Safety and security of journalists is key to attaining freedom of the Press in Kenya. This is the key message that journalists passed to the government on Monday during celebrations to mark World Press Freedom Day.

Led by the Media Council of Kenya (MCK) and the Editors Guild the members of the Press in the country asked the government to ensure a conducive environment for them to work in.

“Without safety and security we cannot communicate well to Kenyans,”

MCK Chief Executive Dr. Haron Mwangi stated during a convention that was held at the Nairobi Intercontinental hotel to mark the day.

Just a week ago an Eldoret based journalist John Kituyi was killed by unknown people on his way home. His relatives believe his killing is associated to his work as a journalist. His killing came several weeks after journalists working with Nation Media Group (NMG) and the Royal Media Services (RMS) were attacked in Tana River county while on duty.

“How can journalism thrive when journalists are beaten (and) killed?”

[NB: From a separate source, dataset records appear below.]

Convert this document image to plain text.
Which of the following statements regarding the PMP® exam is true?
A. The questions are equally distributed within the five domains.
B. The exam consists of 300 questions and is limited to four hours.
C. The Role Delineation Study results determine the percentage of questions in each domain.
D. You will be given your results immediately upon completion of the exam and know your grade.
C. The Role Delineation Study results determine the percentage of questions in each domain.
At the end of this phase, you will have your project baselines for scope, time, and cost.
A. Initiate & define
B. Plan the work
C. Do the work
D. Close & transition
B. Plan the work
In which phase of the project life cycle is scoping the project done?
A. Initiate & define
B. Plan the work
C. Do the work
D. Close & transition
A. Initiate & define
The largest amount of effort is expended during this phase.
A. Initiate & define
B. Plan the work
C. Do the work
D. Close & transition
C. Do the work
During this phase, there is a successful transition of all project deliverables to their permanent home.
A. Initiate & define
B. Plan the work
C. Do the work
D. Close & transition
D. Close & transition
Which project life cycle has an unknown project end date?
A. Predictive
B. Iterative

posed Linus Kaikai, the Chairman of the Editors Guild.

“Such primitive beatings cannot be defended,” stated Kakai asking the “government to take stern action” against the offenders.

At the convention was Deputy President William Ruto, Cabinet Secretary in charge of Information, Communication and Technology (ICT) Dr. Fred Matiang’i, and other key government officials in the ICT sector.

“A free and an independent media benefits the society,”

added Kaikai. He alleged the Jubilee administration has not been friendly to the media.

“We need to see a change on the attitude of hostility to the media from the Jubilee administration,” he said.

Responding to this the DP said Jubilee would work towards correcting the perception.

“We respect the media. We have a responsibility and a duty to do so as a government. If there is a perception that we have acted to the contrary then we will correct it.”

However the DP threw back the same salvo on a negative perception.

“But we also perceive certain media houses are unfriendly to the Jubilee administration. Help us to remove that perception.”

The DP further asked the media to remain true to its calling.

“We are asking for a balanced, fair and objective reporting (but that does not mean) turning the media into a PR (public relations) department for the government,” he added.

The Jubilee administration, arguably, began on a good footing with the media. Immediately President Uhuru Kenyatta and his Deputy Ruto were sworn in, they organised a historic meeting with journalists at State House whence they picked a number of journalists to work with them.

But this relationship soon dwindled with the introduction of security laws among other steps that journalists feel have been aimed at affecting cutting down freedom of expression.